Voters will elect officials, consider two amendments to the town's zoning and land use ordinance and decide on issues for the Governor Wentworth Regional School District when polls open Tuesday, March 12, from 8 a.m. to 7 p.m. in the gymnasium at New Durham School.

The next night, residents will discuss and vote upon the remaining town issues at the annual meeting, which is set to begin at 7 p.m. in the gym.

Article 3 would appropriate $2,963,910 for the operating budget, which would be $604,728 - or 20 percent - lower than last year's amount of $16,875,483.

If approved, Article 4 asks residents to transfer $175,000 from the unassigned fund balance to offset taxes. While the Board of Selectmen recommends this article, the Budget Committee does not.

Article 11 would add $294,500 to 19 existing capital reserve funds to help purchase a variety of municipal vehicles and pay for projects in the future.

Article 12 would appropriate $76,000 to established Expandable Trust Funds to offset future costs of improving town buildings, computer equipment, forest fires, emergencies, employee benefits and managing records.

If approved, Article 8 would appropriate $245,874 for road work, which would be partially offset by funds from the Highway Block Grant Aid. The remaining $54,000 would come from taxation.

Articles 5 and 6 would draw from two capital reserve funds to purchase a new loader for $148,000 and a new pickup truck for the Highway Department for $25,000. If approved, Article 7 would appropriate $11,845 for milfoil treatment by using $7,107 from a related capital reserve fund and accepting $4,738 from a grant from the Exotic Species Program in the state Department of Environmental Services.

Article 9 calls for buying a bailer for the transfer station for $16,500 by using $8,000 from the solid waste capital reserve funds and drawing the remainder from the unassigned fund balance. Article 10 would withdraw $18,400 from the Solid Waste Facilities Improvement Capital Reserve Fund to buy and install a Quonset hut at the transfer station.

If approved, articles 13 and 14 would require the town to list the tally of the recorded votes of selectmen and the Budget Committee as well as the tax impact, if appropriate, for each article on next year's warrant.

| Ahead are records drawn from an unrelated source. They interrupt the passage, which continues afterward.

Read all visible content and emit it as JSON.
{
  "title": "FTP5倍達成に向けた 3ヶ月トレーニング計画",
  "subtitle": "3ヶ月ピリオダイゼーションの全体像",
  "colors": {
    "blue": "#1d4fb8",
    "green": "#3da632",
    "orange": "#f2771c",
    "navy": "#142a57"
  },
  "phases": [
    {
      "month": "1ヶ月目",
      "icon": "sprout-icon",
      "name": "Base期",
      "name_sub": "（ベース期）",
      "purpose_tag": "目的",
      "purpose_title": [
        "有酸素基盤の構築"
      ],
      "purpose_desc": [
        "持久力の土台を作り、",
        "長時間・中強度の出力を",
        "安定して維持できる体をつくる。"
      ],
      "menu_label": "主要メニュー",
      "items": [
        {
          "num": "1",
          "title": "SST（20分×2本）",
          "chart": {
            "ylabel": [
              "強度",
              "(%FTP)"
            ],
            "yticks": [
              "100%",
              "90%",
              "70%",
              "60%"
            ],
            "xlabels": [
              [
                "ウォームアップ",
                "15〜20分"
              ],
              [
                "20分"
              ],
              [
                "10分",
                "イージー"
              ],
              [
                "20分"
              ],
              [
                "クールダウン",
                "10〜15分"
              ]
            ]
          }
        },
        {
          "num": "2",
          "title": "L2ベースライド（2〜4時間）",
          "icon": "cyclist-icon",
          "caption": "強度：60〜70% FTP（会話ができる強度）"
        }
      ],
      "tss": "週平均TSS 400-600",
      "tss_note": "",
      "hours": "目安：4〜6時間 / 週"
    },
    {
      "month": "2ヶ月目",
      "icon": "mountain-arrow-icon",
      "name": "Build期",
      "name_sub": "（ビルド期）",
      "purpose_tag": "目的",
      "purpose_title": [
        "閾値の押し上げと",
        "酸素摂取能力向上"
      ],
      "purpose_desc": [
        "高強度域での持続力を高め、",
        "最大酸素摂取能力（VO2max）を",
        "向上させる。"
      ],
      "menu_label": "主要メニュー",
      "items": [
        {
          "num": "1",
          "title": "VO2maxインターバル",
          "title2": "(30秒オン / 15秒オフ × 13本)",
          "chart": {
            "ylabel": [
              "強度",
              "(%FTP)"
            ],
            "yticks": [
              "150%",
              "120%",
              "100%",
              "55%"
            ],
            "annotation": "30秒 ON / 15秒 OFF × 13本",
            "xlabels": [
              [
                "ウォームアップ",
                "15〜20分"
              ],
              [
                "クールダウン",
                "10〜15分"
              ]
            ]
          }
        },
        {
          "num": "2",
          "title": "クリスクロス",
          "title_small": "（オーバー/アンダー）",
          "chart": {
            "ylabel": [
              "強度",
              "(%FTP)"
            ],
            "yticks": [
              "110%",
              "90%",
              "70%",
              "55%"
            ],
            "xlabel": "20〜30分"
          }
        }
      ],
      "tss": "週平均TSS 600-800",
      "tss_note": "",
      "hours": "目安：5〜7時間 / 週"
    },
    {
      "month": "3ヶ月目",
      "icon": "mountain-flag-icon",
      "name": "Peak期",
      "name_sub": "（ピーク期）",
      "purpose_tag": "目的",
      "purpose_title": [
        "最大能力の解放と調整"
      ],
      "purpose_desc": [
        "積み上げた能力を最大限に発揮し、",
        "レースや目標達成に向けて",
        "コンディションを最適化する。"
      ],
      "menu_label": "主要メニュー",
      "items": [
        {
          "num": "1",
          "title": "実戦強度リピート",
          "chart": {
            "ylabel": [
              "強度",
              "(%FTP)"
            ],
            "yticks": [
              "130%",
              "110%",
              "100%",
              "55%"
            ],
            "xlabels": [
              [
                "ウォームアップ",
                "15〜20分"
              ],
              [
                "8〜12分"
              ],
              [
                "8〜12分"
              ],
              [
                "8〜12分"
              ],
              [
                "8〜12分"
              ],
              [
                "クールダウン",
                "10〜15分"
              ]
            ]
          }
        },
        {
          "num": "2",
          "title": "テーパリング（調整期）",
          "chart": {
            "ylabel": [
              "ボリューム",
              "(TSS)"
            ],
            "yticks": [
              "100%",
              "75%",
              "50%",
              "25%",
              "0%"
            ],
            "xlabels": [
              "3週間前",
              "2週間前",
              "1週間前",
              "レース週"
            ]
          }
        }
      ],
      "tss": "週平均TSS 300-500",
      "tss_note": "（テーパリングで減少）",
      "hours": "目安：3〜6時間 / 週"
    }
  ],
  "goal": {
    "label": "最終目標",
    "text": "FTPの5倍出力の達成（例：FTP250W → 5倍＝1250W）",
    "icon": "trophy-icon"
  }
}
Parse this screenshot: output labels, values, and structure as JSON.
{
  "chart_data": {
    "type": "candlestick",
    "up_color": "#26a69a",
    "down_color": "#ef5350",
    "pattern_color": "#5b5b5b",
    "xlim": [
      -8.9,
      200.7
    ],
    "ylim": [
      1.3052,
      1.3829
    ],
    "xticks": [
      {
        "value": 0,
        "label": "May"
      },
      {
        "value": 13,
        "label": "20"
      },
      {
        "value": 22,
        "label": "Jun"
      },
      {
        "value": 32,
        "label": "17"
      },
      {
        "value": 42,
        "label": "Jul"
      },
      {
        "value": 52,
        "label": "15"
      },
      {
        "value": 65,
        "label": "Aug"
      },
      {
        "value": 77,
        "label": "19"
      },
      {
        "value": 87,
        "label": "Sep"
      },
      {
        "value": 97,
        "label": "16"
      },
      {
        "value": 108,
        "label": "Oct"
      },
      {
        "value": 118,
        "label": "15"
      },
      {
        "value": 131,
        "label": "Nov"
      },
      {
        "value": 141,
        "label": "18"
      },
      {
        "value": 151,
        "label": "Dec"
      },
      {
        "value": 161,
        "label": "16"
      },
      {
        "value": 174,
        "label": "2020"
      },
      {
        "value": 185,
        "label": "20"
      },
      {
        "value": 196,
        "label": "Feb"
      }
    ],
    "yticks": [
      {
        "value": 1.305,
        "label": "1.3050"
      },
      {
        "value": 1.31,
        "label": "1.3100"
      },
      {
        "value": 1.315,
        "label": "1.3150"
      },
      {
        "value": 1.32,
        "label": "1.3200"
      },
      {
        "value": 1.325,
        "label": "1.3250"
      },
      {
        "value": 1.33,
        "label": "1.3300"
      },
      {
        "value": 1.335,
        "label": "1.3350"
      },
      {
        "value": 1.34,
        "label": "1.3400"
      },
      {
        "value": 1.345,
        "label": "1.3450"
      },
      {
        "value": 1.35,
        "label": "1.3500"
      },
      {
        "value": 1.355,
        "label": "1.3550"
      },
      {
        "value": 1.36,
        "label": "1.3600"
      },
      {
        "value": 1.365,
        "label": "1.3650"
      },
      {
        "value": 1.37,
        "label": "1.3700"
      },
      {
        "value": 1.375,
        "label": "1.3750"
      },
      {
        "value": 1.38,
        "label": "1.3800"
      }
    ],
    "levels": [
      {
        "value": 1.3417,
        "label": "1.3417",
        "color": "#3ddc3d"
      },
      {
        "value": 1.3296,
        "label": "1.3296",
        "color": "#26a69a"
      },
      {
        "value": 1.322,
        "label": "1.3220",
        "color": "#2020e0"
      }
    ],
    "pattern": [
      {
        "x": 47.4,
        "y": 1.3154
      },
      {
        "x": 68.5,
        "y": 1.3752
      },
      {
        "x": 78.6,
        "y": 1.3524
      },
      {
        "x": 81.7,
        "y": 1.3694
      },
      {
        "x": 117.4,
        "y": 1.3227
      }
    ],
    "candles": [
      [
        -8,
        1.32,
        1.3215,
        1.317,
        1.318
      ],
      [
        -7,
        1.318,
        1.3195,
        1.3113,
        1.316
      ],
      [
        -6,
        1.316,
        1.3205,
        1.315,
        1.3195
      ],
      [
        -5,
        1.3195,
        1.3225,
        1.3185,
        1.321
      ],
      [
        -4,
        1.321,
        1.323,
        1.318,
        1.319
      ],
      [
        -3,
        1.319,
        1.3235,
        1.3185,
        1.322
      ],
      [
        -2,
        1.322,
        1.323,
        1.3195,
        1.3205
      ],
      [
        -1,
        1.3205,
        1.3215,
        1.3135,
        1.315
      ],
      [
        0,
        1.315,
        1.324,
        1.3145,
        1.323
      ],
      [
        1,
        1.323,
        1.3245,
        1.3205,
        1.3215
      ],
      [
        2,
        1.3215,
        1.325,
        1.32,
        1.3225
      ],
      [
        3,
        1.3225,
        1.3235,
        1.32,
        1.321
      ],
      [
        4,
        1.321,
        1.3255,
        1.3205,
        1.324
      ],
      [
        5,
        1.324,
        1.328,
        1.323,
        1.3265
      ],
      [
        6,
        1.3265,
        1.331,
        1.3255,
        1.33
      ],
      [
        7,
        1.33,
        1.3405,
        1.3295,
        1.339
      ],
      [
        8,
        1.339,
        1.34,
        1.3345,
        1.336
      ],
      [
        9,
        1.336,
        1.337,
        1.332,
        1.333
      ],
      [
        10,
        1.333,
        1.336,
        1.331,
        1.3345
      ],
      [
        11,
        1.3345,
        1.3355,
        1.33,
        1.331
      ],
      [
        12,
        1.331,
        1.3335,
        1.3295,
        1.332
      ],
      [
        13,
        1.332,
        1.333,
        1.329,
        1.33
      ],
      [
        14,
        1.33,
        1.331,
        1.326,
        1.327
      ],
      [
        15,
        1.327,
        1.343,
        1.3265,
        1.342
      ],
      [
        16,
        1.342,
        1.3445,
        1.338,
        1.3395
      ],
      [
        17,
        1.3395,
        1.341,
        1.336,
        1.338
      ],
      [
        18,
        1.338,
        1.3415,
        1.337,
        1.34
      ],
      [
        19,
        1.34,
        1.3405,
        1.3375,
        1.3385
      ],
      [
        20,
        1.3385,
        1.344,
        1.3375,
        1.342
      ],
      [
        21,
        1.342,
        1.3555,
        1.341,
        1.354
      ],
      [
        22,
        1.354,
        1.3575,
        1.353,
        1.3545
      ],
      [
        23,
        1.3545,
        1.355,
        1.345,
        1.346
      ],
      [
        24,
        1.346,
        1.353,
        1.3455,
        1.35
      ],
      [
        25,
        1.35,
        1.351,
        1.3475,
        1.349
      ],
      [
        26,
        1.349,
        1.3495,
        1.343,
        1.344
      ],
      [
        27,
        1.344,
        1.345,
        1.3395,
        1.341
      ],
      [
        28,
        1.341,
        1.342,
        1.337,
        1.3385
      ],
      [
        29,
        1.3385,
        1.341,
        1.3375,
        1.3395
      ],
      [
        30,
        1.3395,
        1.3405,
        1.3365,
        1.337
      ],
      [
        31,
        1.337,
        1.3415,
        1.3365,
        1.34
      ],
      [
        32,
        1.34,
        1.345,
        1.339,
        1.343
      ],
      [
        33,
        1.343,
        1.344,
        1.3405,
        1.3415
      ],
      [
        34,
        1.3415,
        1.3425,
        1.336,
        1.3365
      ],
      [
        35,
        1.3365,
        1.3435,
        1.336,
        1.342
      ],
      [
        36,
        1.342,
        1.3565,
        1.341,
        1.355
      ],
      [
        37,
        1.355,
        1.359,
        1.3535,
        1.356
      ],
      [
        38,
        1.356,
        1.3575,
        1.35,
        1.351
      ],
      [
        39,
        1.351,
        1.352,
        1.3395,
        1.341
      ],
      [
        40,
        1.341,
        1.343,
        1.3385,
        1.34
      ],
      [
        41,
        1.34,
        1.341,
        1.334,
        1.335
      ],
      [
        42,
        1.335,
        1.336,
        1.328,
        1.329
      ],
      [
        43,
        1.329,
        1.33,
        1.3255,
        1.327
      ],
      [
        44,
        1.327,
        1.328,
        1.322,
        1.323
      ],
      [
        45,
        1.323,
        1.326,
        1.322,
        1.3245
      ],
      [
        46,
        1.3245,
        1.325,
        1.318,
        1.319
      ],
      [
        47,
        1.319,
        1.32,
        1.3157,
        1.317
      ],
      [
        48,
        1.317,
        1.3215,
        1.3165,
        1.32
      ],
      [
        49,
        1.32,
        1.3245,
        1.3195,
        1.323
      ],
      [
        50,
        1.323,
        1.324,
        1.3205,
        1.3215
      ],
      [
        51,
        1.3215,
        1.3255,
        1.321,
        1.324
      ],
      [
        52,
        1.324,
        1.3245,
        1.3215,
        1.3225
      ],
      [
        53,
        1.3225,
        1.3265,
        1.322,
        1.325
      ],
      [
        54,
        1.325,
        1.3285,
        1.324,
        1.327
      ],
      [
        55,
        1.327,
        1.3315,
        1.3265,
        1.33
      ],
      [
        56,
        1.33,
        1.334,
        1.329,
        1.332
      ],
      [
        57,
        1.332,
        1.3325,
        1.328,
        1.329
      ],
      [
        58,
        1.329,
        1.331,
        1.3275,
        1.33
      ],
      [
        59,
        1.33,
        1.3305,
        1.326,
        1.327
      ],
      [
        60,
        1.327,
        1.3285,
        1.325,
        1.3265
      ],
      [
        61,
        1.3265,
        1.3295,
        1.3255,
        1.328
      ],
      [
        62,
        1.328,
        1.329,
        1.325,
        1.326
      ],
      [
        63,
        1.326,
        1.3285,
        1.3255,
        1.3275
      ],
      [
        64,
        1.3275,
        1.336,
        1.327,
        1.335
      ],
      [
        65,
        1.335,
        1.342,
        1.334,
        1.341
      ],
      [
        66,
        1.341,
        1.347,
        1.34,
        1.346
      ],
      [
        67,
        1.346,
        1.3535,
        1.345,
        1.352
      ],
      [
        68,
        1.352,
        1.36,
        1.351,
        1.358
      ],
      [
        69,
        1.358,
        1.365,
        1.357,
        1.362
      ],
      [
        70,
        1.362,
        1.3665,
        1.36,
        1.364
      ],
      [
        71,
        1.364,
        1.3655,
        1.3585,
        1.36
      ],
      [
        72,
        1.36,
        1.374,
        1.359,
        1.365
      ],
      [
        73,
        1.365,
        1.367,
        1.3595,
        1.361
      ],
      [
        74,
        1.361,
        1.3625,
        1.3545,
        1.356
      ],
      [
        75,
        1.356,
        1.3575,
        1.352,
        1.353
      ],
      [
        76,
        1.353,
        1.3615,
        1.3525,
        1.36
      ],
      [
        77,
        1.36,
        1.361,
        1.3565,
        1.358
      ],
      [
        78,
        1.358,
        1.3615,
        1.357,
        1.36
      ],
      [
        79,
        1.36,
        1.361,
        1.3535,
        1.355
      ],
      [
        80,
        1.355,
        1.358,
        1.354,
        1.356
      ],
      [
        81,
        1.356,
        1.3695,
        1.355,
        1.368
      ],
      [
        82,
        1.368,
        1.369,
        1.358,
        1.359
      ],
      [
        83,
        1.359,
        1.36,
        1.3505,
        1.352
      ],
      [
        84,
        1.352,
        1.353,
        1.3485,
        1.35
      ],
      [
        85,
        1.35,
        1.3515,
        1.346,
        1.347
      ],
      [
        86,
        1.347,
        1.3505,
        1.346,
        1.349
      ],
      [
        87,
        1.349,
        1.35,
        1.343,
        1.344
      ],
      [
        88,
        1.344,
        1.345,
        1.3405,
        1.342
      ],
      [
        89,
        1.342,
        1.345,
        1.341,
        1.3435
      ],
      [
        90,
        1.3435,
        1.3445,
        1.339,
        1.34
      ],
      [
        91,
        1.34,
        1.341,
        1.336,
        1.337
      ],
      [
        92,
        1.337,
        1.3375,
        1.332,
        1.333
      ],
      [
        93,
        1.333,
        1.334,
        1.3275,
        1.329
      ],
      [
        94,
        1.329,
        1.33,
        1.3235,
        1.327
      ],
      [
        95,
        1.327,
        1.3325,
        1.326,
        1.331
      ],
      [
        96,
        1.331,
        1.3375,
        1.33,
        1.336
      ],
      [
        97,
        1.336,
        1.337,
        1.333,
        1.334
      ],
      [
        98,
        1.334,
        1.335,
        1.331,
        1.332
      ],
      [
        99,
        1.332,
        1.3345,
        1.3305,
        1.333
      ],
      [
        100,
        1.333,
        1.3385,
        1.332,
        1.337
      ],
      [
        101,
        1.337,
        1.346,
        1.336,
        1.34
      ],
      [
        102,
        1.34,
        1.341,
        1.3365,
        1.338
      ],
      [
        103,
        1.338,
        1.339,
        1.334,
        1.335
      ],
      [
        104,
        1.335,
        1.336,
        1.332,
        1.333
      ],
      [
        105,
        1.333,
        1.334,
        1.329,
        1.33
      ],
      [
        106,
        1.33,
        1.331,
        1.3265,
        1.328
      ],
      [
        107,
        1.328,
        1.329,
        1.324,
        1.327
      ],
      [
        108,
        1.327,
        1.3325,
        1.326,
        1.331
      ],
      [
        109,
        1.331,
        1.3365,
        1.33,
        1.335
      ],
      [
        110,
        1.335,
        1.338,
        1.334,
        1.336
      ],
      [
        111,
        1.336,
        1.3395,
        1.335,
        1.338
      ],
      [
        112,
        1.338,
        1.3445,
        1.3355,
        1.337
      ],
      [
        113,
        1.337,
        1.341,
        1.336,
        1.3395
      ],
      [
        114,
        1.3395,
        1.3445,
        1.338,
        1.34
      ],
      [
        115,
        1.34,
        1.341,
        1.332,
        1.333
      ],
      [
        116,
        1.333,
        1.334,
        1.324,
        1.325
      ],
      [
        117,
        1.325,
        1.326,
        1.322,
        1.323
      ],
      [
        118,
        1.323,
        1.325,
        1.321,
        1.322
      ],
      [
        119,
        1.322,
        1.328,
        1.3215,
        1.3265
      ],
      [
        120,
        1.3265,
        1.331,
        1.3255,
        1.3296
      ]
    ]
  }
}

Article 15 would allow the selectmen to acquire or sell land and if the board first submits related proposals to the town Planning Board and Conservation Commission for review. After receiving recommendations, two public hearings must be held within 10 to 14 days of one another. The selectmen would have to obtain a written petition with at least 50 signatures of registered voters and vote on the acquisition within seven days of the second meeting before the proposal could be put on a warrant for voters to consider at the annual town meeting or during a special session.